We believe in respecting the autonomy of the individual patient as well as providing ample support and guidance for the patient and family. All parents and affected patients should be actively encouraged to seek psychological counseling and peer support given the stress, confusion, and isolation that many experience. We believe that surgery alone does not address all the implications associated with DSD conditions. Some DSD conditions require early surgical intervention to optimize health and fertility. Ideally, if surgical interventions could be safely delayed, patients would have time to express their gender identity and to be actively involved in the decision making process. True informed consent or assent includes an accurate discussion of the options, benefits, known short and long term complications, expected pain and recovery, as well as need for reoperation. Finally, we believe that if there is a possibility for fertility, that this should be preserved and optimized.


Despite decades of controversy, doctors in the US and around the world continue to operate on intersex children’s gonads, internal sex organs, and genitals when the children are too young to participate in the decision. The results are often catastrophic and the supposed benefits largely unproven. While certain surgical interventions on intersex children are undisputedly medically necessary, some surgeons perform risky and medically unnecessary cosmetic surgery on intersex children, often before they are even able to talk.

Medical protocols have evolved over the past two decades. The use of multi-disciplinary teams, including endocrinologists, gynecologists, urologists, and psychologists to work on intersex (or DSD) cases is increasingly common. However, the field remains fraught with uneven, inadequate, and piecemeal standards of care. The position statement from the North American Society for Pediatric and Adolescent Gynecology and the support from the Pediatric Endocrine Society is an important standard-setting step, Human Rights Watch and interACT said.
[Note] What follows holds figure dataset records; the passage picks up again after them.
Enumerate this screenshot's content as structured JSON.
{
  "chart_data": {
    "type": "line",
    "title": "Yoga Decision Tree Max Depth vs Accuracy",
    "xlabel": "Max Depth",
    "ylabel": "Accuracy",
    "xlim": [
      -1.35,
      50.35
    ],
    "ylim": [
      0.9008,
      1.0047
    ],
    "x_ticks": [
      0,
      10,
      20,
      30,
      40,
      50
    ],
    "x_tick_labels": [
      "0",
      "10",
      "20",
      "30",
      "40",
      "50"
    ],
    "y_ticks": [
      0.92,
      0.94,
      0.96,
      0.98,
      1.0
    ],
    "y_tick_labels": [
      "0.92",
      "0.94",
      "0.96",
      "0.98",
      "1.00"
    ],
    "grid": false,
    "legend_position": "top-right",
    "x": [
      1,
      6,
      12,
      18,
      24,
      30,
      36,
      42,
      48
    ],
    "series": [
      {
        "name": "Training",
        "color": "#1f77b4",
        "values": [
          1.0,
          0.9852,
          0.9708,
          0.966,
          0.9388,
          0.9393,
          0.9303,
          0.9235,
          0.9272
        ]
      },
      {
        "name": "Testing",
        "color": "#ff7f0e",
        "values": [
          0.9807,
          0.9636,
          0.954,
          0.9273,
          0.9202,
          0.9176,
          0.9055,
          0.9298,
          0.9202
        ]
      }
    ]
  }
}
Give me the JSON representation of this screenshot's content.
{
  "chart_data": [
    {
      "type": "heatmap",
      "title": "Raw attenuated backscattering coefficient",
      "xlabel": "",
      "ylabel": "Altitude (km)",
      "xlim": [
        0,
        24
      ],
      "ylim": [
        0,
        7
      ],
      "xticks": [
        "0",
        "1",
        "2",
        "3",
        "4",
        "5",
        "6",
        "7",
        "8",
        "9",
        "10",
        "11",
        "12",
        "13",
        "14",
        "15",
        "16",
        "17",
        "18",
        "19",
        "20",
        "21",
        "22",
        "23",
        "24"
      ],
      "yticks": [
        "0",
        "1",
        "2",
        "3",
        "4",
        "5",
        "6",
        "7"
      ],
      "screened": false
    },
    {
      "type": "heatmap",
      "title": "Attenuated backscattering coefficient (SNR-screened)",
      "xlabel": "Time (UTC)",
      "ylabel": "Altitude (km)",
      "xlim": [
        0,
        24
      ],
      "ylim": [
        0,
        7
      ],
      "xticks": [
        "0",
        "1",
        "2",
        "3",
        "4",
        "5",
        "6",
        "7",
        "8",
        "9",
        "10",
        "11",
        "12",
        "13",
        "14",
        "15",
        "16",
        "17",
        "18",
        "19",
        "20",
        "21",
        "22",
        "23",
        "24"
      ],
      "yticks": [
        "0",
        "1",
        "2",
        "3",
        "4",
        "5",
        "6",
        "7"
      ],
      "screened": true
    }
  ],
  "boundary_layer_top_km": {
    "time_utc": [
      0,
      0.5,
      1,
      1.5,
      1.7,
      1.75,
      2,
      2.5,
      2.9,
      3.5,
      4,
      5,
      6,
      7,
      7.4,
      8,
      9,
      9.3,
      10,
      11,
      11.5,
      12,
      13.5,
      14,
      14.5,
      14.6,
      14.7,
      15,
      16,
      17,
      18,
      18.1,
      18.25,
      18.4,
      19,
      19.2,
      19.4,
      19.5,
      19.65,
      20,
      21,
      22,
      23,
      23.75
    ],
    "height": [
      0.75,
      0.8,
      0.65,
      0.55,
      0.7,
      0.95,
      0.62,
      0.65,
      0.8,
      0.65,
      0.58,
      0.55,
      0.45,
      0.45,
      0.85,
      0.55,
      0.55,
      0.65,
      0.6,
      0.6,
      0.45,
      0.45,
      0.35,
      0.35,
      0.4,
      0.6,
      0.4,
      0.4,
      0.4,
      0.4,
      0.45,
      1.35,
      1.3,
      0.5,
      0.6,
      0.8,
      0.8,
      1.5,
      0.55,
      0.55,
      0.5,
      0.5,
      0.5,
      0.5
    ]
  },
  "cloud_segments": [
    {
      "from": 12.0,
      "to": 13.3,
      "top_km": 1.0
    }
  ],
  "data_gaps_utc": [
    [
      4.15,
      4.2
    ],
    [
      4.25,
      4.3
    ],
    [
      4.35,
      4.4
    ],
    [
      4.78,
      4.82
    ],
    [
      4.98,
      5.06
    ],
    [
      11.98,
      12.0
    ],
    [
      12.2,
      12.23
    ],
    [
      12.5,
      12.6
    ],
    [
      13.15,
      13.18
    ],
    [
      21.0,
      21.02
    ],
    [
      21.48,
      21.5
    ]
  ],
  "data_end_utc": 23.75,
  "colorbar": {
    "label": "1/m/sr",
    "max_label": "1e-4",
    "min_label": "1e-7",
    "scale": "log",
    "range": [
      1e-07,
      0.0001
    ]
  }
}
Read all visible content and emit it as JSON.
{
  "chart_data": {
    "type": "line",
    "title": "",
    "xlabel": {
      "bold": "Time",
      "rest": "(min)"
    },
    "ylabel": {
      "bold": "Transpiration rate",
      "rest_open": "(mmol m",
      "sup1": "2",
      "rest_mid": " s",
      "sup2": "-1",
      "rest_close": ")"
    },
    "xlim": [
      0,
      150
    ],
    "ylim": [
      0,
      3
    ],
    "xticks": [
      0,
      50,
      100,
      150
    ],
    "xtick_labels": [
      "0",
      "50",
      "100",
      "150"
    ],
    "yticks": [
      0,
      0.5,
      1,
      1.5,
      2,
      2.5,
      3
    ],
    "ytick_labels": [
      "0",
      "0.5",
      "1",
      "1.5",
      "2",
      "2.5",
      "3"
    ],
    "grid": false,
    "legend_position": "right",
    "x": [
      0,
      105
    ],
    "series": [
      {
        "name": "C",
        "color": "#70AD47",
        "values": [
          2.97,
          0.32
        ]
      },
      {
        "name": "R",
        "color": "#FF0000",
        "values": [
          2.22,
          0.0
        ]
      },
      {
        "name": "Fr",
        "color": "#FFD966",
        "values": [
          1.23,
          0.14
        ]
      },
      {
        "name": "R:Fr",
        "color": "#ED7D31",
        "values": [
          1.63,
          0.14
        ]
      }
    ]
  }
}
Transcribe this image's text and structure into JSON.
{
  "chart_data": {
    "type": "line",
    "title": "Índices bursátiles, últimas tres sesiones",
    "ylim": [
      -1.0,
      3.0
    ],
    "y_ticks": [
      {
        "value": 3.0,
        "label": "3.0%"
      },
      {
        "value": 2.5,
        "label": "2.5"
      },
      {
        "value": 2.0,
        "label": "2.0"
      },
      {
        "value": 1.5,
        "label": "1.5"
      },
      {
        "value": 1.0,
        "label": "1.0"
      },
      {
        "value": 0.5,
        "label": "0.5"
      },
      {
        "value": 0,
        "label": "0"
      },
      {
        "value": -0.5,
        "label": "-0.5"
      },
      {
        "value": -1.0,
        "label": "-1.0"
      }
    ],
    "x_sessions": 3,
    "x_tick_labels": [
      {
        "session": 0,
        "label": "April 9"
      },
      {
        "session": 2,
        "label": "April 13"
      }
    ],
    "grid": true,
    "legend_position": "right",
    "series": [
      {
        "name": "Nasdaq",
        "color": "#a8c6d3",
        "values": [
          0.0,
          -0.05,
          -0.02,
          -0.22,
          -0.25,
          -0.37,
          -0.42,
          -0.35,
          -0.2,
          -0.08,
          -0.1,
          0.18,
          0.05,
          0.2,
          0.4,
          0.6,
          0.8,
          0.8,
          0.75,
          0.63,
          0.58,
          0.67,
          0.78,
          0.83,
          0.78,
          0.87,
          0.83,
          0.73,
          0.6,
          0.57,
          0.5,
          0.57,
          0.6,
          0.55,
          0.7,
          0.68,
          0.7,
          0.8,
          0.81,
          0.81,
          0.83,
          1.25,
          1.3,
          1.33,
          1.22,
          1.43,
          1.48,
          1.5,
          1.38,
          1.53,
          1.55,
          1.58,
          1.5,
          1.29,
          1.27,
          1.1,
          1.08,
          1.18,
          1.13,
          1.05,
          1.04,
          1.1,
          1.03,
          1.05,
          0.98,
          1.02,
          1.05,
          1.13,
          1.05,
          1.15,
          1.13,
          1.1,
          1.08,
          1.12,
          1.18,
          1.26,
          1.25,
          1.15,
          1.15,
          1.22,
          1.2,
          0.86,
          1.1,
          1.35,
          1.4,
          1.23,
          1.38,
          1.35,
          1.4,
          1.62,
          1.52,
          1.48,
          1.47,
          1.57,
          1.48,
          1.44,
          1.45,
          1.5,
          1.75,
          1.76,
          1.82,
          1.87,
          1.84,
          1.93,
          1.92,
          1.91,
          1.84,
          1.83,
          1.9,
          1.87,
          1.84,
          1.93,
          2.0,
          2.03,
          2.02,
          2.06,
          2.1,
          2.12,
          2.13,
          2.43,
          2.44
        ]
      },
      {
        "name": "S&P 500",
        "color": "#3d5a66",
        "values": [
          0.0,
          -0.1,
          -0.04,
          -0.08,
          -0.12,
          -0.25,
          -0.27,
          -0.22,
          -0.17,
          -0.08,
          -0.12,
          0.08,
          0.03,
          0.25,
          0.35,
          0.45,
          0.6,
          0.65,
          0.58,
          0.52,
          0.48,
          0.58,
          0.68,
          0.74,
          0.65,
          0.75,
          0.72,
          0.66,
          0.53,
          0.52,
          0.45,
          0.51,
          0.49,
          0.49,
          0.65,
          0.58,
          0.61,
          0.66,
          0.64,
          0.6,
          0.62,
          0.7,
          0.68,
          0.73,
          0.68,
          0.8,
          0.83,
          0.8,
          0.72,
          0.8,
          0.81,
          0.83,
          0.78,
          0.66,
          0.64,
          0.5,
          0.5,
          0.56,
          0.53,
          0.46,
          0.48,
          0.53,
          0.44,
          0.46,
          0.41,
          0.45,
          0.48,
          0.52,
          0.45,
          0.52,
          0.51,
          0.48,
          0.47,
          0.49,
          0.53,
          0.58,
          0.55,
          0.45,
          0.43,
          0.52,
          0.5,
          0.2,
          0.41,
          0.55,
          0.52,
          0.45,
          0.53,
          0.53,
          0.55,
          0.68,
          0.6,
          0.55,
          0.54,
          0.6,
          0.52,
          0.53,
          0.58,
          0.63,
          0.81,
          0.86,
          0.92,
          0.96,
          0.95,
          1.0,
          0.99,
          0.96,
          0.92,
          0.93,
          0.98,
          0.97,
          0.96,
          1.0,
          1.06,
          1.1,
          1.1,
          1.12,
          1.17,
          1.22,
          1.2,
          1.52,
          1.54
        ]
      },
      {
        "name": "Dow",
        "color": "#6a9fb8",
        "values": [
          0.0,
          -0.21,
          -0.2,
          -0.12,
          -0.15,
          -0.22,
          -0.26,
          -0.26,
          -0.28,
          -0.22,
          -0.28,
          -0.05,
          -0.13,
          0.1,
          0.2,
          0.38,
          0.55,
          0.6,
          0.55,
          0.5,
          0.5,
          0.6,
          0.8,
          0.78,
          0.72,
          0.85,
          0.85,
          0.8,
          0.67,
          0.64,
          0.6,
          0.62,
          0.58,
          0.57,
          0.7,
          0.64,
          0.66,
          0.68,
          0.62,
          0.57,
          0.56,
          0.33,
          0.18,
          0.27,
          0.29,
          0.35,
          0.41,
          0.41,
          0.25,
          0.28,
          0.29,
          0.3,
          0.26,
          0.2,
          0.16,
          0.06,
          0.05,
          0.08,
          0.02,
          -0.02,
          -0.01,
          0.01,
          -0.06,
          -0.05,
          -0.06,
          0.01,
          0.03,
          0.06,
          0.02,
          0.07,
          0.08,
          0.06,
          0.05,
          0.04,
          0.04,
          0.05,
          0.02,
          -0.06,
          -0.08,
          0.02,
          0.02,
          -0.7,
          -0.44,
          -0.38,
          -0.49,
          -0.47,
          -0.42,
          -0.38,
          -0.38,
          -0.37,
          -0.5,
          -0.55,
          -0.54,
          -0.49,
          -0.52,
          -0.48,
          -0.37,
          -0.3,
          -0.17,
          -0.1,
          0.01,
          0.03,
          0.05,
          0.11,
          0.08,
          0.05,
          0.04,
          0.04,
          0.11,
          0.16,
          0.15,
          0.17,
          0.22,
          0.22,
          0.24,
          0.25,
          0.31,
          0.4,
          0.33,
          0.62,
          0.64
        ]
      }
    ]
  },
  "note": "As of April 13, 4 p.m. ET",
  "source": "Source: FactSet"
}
Medically unnecessary surgery on intersex children has been condemned by the World Health Organization, the American Medical Association board of trustees, three former US surgeons-general (including one who was a pediatric endocrinologist), Physicians for Human Rights, the AIS-DSD Support Group (the largest US community support group for people and families affected by intersex conditions), Amnesty International, United Nations experts on children’s, disability, women’s, and health rights, Lambda Legal, the ACLU LGBT Rights Project, Human Rights Watch, and intersex-led organizations around the world.

“Clear support for shared decision-making about surgery between doctors and intersex people themselves, as these two top pediatric medical associations have now endorsed, is the path forward for modern medicine,” said Kyle Knight, researcher at Human Rights Watch. “Deferring medically unnecessary surgery, as recommended by every human rights organization to have considered this issue, should be the norm rather than the exception for intersex children.”